Event sourcing on Rails with RabbitMQ

Tymon Tobolski

Event sourcing on Rails with RabbitMQ

A year ago I wrote about one of our dashboard applications and how we solved performance issues using Faye delayed messaging (now available as gem!).

From the very beginning we started with Service Oriented Architecure, which turned out to be the best decision we ever made. Each application in the suite (there are 8 of them at the time of writing) is responsible for only one part of the business process. Then there is a dashboard that shows the user the most important information from all other apps.

Unfortunately, this is not everything. One of the most valuable features of this project is its ability to import/export data between applications. What's more, it requires both write and read interfaces between applications—instead of star we have to deal with mesh.
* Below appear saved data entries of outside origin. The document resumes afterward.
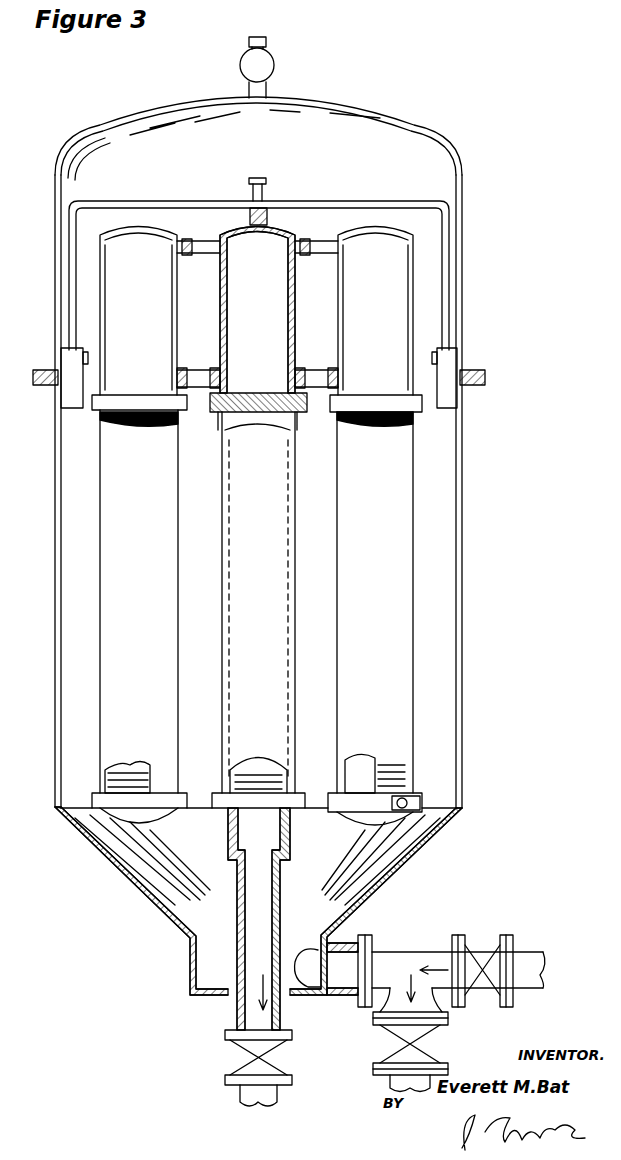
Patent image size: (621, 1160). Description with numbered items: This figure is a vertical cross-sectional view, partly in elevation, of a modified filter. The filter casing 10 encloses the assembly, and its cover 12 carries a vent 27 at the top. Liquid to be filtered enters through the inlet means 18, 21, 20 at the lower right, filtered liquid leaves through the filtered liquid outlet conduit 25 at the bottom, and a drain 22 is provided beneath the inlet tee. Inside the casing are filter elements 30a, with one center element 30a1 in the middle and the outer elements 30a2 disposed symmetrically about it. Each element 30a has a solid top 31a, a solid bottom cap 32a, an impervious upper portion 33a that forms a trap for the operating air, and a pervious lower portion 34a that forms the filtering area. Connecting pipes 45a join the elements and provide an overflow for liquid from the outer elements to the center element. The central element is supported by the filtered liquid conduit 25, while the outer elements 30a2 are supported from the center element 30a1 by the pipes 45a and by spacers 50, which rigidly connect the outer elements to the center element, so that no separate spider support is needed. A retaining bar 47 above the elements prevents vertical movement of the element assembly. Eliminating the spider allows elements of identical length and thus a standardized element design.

The filter casing 10 is at (463, 497).
The dome top of shell 12 is at (360, 108).
The vent 27 is at (276, 58).
The retaining bar 47 is at (448, 240).
The solid top 31a is at (150, 224).
The impervious upper portion 33a is at (339, 316).
The spacers 50 is at (318, 242).
The connecting pipes 45a is at (213, 352).
The pervious lower portion 34a is at (222, 656).
The filter elements 30a is at (337, 569).
The center element 30a1 is at (297, 628).
The outer elements 30a2 is at (415, 638).
The solid bottom cap 32a is at (105, 850).
The filtered liquid outlet conduit 25 is at (283, 880).
The inlet means 20 is at (292, 985).
The inlet means 21 is at (350, 945).
The inlet means 18 is at (445, 945).
The drain 22 is at (440, 1005).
The concurrent growth of features and users in the ecosystem has led to a number of performance issues. All the connections between applications were made using HTTP APIs in an ask for X manner and the suite started to become very sluggish.

We went through a thought process to redesign the architecture and reduce the dependencies, but since the core functionality of each application is separate and well-defined, there really wasn't much that we could do to improve it. What's more, we found that in the future it could be worthwhile to extract some functionality into new separate applications.

The obvious answer was this:

Let's just toss in HTTP cache and it'll be fine

It wasn't.

The biggest problem we had with HTTP cache is max-age.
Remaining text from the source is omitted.